At 10 million b/d, gasoline demand reached a new Energy Information Administration (EIA) record last week, and that number only partially reflects Fourth of July holiday weekend travel. According to AAA, the nearly 1 million b/d jump in demand drove down gasoline supplies by 6.1 million bbl to 235,000 million bbl and consequently pushed the national average pump price up to $3.14.
The price of crude oil, which fluctuated last week following OPEC’s failure to reach an agreement on production increases, continues to be a dominant factor in determining how high prices will go this summer. Last week ended with higher crude prices than the start, though still under $75/bbl. According to AAA, those prices have the potential to increase this week, which will only lead to more expensive pump prices, especially amid robust demand.
“Peak summer driving season is in full-swing as Americans hit the road to explore and gas prices are not backing down,” said Jeanette McGee, AAA spokesperson. “Motorists are paying, on average, nearly a dollar more a gallon than last summer to fill up and close to 40 cents more than in 2019.”
On the week, about 25 state averages increased by at least two cents with a few seeing a jump of nine cents or more. State averages range from as low as $2.76 in Mississippi to as expensive as $4.31 in California.
As pump prices continue to increase, AAA members can save at the pump by joining the Fuel Rewards at Shell program at AAA.com/Shell. Members save 30 cents per gallon on their first fill-up when they join between now and Aug. 31, 2021. As part of the Fuel Rewards program, AAA Members earn Gold Status ongoing and save five cents per gallon every day on each individual gas purchase of up to 20 gallons from participating Shell stations with no minimum fill ups.
The nation’s top 10 largest increases: Utah (+11 cents), Indiana (+10 cents), Wyoming (+9 cents), Idaho (+9 cents), Alaska (+6 cents), Montana (+6 cents), South Carolina (+5 cents), North Dakota (+5 cents), Oklahoma (+4 cents) and Washington (+3 cents).

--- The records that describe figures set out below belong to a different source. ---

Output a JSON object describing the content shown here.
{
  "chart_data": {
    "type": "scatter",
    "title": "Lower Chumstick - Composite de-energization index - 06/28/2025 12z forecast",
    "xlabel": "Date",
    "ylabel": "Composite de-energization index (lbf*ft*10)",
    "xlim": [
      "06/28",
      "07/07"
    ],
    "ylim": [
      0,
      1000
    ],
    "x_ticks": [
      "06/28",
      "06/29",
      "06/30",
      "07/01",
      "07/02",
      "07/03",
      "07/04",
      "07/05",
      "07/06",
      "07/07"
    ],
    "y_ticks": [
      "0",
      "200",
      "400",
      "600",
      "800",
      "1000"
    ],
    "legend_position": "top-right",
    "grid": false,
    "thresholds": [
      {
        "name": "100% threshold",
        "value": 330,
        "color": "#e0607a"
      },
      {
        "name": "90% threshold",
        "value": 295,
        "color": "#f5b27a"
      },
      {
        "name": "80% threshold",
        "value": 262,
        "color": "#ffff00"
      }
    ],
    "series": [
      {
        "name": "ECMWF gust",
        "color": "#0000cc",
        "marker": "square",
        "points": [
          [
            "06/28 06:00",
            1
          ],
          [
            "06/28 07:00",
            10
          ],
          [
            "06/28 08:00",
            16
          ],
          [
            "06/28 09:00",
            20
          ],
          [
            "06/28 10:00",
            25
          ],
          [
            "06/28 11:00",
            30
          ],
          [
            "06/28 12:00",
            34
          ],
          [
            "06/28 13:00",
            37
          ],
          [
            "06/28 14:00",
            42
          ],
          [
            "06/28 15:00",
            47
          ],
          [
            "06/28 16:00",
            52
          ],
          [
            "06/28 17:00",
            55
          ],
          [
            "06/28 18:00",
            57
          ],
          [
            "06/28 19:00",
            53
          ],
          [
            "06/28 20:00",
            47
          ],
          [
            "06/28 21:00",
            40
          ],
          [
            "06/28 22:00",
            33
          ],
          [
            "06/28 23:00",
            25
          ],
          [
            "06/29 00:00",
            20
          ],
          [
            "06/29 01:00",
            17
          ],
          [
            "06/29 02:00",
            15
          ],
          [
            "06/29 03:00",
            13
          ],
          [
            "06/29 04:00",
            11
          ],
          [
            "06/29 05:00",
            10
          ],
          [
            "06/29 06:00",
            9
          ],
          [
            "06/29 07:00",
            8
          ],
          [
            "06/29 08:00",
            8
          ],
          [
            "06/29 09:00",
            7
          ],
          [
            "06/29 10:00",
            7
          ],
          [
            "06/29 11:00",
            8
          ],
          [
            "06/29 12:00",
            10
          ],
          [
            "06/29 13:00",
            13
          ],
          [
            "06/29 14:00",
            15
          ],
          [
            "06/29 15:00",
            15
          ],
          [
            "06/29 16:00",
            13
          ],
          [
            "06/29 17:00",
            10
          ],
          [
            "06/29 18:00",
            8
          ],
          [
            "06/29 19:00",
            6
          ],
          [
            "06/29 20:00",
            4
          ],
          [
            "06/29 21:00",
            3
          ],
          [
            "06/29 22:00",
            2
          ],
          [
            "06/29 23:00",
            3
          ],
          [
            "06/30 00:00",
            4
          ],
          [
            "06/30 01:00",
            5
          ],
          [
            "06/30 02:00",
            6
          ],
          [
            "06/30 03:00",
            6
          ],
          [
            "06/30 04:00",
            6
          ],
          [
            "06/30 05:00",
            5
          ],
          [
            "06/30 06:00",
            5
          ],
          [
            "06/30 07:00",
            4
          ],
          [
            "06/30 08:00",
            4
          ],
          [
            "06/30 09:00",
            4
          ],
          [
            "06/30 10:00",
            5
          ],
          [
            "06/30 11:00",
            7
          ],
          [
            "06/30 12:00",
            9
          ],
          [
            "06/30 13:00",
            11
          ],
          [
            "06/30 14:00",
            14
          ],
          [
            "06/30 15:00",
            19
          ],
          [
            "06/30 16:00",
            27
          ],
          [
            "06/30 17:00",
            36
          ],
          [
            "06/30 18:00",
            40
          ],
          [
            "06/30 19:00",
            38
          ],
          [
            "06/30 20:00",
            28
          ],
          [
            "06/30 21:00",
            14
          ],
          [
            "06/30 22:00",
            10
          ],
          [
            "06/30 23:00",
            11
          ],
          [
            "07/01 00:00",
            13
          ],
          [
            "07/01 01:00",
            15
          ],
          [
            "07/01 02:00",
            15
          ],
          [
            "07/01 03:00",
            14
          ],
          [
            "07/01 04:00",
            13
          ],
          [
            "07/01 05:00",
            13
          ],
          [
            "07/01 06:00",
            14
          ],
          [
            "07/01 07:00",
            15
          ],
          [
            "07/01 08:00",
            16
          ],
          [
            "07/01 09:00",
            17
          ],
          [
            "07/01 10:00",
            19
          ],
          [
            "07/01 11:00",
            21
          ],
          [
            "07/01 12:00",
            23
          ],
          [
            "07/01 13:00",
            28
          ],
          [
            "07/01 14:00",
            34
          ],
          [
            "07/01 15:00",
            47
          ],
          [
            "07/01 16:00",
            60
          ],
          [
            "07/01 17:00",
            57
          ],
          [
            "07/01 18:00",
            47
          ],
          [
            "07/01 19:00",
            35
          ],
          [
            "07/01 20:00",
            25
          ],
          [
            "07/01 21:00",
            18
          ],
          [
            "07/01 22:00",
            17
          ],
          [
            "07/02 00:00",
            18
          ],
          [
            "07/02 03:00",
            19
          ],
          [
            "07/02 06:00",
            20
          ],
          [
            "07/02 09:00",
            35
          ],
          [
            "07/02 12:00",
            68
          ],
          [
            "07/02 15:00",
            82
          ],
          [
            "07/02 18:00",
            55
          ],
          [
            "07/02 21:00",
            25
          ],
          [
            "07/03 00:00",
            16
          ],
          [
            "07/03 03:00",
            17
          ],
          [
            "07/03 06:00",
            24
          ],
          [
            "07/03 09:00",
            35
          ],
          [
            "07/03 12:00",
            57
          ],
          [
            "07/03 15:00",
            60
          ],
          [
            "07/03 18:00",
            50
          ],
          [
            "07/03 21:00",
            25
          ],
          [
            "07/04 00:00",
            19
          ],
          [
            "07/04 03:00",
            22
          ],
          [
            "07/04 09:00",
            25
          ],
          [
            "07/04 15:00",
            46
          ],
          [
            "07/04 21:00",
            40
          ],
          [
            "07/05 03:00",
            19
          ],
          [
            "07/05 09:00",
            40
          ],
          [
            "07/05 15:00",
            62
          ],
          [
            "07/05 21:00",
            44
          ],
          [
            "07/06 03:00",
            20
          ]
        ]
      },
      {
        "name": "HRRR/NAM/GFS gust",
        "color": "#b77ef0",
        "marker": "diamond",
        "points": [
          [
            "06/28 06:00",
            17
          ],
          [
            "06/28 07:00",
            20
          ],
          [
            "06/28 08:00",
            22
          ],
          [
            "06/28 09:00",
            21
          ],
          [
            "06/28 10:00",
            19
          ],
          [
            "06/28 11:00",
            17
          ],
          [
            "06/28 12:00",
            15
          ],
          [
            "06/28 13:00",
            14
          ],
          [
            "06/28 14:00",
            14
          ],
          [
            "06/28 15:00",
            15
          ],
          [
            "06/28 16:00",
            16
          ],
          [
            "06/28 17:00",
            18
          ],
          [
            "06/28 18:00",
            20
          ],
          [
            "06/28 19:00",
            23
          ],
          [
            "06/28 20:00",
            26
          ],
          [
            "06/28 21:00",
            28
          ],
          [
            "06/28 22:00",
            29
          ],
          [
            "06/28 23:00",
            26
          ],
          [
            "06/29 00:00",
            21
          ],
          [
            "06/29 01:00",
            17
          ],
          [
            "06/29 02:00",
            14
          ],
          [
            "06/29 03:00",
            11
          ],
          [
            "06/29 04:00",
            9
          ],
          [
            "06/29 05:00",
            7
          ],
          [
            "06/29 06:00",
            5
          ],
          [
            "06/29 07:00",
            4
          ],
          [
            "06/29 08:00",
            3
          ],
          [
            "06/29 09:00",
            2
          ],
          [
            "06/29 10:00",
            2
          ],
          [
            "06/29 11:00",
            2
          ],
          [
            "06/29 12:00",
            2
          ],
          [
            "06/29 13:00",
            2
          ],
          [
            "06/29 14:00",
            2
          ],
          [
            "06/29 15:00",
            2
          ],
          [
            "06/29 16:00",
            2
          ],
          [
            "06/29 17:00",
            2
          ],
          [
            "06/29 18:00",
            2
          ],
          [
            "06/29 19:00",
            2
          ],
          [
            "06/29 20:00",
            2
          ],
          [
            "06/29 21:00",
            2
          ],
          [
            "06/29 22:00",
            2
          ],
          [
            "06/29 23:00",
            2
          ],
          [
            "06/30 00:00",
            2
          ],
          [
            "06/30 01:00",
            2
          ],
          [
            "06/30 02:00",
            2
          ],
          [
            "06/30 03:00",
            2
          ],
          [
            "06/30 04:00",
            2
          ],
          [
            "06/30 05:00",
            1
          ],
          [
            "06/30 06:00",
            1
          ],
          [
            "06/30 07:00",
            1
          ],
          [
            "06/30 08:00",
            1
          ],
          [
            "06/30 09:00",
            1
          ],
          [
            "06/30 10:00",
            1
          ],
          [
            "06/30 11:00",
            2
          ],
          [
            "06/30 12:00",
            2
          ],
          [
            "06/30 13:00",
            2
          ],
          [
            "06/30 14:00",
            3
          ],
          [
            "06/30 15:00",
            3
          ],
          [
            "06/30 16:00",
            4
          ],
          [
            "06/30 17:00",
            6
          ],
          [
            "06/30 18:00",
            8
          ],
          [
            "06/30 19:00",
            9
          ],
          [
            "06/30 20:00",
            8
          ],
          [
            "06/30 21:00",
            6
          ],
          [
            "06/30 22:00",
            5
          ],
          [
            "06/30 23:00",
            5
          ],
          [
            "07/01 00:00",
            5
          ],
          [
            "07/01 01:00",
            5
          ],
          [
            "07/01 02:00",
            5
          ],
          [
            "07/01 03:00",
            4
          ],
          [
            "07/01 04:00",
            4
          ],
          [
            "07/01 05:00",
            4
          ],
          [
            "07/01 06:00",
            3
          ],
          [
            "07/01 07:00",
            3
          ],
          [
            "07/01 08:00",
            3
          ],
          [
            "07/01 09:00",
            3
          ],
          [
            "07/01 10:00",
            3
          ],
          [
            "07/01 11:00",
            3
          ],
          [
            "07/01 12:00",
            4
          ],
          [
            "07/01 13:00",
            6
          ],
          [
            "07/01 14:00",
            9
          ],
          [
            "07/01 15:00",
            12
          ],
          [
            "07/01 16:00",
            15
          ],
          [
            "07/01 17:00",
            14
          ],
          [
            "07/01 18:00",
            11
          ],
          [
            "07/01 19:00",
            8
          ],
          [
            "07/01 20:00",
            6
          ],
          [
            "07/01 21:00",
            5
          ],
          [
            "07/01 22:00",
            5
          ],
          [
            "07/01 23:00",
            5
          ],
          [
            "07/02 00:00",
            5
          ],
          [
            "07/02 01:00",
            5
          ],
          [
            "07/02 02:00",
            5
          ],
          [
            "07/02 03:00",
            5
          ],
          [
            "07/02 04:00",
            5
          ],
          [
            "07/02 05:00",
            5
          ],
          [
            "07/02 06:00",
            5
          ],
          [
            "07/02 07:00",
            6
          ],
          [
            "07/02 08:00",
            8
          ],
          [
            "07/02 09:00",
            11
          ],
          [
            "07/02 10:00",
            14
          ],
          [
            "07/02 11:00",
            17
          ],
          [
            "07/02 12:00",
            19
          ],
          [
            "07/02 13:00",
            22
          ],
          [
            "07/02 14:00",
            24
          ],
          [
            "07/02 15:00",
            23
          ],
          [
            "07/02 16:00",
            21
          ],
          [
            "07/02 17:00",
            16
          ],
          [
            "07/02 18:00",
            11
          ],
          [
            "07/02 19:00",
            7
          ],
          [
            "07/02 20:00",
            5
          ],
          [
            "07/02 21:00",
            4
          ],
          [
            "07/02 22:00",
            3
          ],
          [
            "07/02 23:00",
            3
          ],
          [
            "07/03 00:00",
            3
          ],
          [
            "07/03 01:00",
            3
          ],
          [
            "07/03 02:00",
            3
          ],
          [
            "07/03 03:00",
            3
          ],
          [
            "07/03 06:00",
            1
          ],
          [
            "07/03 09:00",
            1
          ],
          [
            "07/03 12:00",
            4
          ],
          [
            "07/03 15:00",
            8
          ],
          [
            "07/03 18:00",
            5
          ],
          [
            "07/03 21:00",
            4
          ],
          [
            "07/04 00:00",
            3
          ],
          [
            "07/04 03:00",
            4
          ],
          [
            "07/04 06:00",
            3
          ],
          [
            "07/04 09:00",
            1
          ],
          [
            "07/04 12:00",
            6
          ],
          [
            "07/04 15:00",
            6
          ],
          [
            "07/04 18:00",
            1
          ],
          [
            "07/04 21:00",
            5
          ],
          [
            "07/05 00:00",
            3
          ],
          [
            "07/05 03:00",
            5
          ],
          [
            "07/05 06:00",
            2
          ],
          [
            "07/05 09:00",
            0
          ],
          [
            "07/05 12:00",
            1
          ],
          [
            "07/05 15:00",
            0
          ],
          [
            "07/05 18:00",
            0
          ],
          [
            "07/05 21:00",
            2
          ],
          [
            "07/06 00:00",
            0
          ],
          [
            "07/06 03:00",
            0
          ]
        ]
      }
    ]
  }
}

The nation’s top 10 least expensive markets: Mississippi ($2.76), Louisiana ($2.78), Alabama ($2.82), Texas ($2.82), Missouri ($2.82), Arkansas ($2.84), South Carolina ($2.86), Kansas ($2.86), Oklahoma ($2.87) and Tennessee ($2.88).
Oil Market Dynamics
At the close of Friday’s formal trading session, WTI increased by $1.62 cents to settle at $74.56. Crude prices declined early last week due to a stronger dollar and market concerns about excess crude supply. However, prices increased following the release of EIA’s report that showed total domestic crude inventories decreased by 6.9 million bbl to 445.5 million bbl. If EIA’s next weekly report shows another decline in total domestic crude inventories, prices could climb further this week.